Les candidats au Conseil fédéral seraient plus ou moins incultes. C’est grave docteur?
La chair est peut-être triste, hélas, mais eux n’ont pas lu tous les livres. Après coup, après avoir fait piètre figure au jeu des devinettes radiophoniques, les candidats au Conseil fédéral ont cherché à rectifier le tir.
Didier Burkhalter jure qu’il possède l’intégrale de Dostoïevski. Christian Lüscher, tout en rappelant sa maturité latin-grec, n’en confesse pas moins que le dernier bouquin qu’il ait tenu entre ses mains n’était ni d’Homère ni de Cicéron, mais de Levy. (Même pas Bernard-Henri, non, Marc, petit prince de la bluette).
Urs Schwaller, lui, est capable de citer au moins trois auteurs romands — Bille, Chessex, Ramuz, ce qui ne mange pas de pain, juste un peu de pâte à papier. Notons qu’à l’ère supposée de l’image, les cancres n’ont pas fait mieux au rayon cinéma. Seule certitude: le 16 septembre prochain, ce n’est pas un fin lettré, ni un spécialiste de Rohmer, qui accédera au Conseil fédéral.
Et alors? Aurait-on envie de dire. D’accord, Churchill fut, accessoirement, prix Nobel de littérature, et les mémoires de de Gaulle ont les honneurs de la Pléiade. Mais bon, Hitler aussi avait des lettres et même un brin de plume: «Mein Kampf» se vend toujours.
N’empêche la lecture, entre autres, des «Sept piliers de la sagesse», de T.E Lawrence, le fameux Lawrence d’Arabie, aurait peut-être pu aider Hans-Rudolf Merz dans ses compliqués marchandages avec les bédouins de Tripoli. Il aurait pu notamment méditer ce beau passage sur l’énigmatique peuple arabe qui «voit le monde en contours découpés, noir sur blanc. Son esprit dogmatique méprise le doute, notre moderne couronne d’épines. Il n’entend rien à nos hésitations métaphysiques, à nos anxiétés introspectives. Il connaît simplement la vérité et la non-vérité, la croyance et la non-croyance, sans l’indécise continuité de nos nuances… sa pensée n’est à l’aise que dans les extrêmes.»

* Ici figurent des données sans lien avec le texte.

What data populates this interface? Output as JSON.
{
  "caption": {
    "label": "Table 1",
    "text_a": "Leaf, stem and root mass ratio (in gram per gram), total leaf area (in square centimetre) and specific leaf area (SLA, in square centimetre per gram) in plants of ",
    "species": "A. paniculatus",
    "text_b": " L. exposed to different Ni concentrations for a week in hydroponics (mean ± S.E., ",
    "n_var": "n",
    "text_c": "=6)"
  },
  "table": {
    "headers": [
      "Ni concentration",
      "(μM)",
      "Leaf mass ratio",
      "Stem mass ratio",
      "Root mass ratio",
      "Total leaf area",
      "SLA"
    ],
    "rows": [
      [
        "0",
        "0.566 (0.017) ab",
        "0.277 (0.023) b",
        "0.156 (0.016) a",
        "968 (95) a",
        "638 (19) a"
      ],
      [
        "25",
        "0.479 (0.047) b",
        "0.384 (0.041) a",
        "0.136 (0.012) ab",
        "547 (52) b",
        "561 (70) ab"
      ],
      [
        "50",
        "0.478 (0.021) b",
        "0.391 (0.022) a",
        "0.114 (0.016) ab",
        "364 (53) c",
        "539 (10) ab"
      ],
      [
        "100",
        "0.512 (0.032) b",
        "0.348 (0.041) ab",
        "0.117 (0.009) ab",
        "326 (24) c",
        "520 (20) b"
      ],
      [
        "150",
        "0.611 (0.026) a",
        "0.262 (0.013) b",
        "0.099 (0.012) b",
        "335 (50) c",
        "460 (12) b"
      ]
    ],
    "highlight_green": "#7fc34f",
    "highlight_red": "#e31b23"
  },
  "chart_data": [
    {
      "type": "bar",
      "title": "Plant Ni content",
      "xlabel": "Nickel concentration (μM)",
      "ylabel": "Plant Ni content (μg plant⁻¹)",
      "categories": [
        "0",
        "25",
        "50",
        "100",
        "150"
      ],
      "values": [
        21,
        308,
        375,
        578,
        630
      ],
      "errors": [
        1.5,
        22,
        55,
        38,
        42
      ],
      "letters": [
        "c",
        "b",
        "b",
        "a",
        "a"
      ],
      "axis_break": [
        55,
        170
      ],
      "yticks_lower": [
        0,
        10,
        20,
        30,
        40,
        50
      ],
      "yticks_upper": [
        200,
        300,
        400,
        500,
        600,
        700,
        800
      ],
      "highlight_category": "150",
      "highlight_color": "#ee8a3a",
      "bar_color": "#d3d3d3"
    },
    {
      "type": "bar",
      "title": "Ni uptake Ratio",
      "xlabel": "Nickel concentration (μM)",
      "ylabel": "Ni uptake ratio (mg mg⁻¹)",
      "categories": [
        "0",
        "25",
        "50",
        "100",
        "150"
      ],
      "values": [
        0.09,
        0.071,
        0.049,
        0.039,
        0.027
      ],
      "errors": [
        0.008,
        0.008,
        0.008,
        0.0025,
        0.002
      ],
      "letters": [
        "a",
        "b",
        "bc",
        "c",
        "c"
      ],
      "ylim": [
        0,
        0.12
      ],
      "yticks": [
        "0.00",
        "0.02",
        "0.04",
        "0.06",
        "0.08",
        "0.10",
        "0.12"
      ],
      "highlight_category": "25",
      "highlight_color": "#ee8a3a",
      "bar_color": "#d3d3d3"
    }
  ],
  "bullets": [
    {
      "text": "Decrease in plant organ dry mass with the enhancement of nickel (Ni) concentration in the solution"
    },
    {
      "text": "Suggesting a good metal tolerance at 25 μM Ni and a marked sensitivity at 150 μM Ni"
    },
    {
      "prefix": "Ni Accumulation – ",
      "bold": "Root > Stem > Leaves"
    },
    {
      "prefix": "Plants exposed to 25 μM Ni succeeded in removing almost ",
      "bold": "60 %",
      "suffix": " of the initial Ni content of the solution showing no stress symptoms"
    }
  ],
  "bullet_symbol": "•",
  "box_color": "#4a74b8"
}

Ou un peu plus loin, toujours chez les Arabes, la capacité à faire cohabiter deux idées contradictoires: «La tête froide, le jugement tranquille, dans une imperturbable inconscience de leur oscillation, ils volent d’asymptote en asymptote.» Voilà qui aurait peut-être évité au peuple suisse de voler, lui, de désillusions en désillusions, d’humiliations en humiliations. Si l’on avait su par avance que la libération des otages n’était pas une promesse mais une asymptote, on aurait sans doute économisé pas mal de kérosène.

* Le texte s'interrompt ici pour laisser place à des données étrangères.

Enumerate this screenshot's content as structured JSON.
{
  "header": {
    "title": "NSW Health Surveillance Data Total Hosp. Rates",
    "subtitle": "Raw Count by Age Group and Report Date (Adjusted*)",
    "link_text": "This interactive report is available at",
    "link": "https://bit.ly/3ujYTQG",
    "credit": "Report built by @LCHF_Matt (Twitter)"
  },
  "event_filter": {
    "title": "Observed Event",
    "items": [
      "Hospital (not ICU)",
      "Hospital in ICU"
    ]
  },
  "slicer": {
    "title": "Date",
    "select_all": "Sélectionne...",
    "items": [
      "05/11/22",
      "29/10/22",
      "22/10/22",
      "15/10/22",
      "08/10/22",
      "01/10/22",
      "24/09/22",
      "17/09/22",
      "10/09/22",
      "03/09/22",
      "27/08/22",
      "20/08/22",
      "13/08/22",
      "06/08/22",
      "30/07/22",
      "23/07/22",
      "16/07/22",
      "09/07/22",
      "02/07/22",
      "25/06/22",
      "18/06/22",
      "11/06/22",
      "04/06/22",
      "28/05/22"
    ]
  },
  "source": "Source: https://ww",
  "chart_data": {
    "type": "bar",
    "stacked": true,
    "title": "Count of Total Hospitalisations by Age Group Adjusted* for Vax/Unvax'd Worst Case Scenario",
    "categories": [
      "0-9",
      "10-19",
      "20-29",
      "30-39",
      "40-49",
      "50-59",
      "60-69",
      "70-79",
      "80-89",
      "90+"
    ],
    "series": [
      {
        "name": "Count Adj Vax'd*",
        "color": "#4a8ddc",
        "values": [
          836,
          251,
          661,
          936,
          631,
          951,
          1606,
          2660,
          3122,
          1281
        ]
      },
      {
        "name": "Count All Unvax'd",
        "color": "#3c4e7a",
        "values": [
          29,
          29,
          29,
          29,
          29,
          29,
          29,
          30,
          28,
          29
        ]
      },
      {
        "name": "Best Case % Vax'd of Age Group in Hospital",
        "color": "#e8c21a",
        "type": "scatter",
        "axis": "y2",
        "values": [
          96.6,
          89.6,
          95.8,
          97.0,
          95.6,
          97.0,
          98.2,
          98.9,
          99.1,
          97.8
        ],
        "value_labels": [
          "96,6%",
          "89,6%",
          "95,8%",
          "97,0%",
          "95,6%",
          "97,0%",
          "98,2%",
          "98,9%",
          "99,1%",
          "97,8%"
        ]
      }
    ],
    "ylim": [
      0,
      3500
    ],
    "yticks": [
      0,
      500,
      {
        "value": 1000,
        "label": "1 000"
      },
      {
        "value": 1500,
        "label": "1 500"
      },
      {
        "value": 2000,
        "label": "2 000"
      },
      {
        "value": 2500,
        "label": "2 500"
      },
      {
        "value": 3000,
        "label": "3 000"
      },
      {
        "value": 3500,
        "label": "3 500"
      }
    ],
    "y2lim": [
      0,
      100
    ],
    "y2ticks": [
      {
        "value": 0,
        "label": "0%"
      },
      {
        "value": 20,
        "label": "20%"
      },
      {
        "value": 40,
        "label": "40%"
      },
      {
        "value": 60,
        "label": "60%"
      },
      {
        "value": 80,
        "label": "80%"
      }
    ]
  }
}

Pourtant, parmi les personnalités non partisanes, issues de la société civile et questionnées par le quotidien «Le Temps» sur le profil idéal du prochain conseiller fédéral, personne ne cite l’érudition. Ni non plus une passion absolue pour le nouveau cinéma hongkongais, ou le goût du vieux parchemin, dont se piquait par exemple un Couchepin.
Les qualités privilégiées seraient plutôt à chercher du côté du «courage», de «l’indépendance», de la «ténacité», de la «capacité de synthèse». Il serait aussi bienvenu que le superman soit plutôt une superwoman, si possible romande et même, tant qu’on y est, urbaine. Loin donc, très loin du rat de bibliothèque ou du fondu enchaîné à sa cinémathèque.
À voir pourtant, ces derniers jours, les tractations épicières auxquelles se livrent les chef de bandes, à voir le PS hésiter entre Burkhalter et Schwaller au motif que les camarades se sentent plus proches des radicaux sur les question de société (entre laïcards on peut s’entendre) et plus proche du PDC sur les questions économiques, on se dit finalement que l’on n’aura ni l’un ni l’autre. Ni le savant ni l’homme d’action. Que le meilleur sortira peut-être quand même des urnes mais dans la définition minimaliste qu’en donne le chroniqueur Christophe Gallaz: «le moins pire».
En attendant, «Les Sept piliers de la Sagesse», cela restera le titre d’un grand livre, plutôt que le sobriquet d’un petit gouvernement.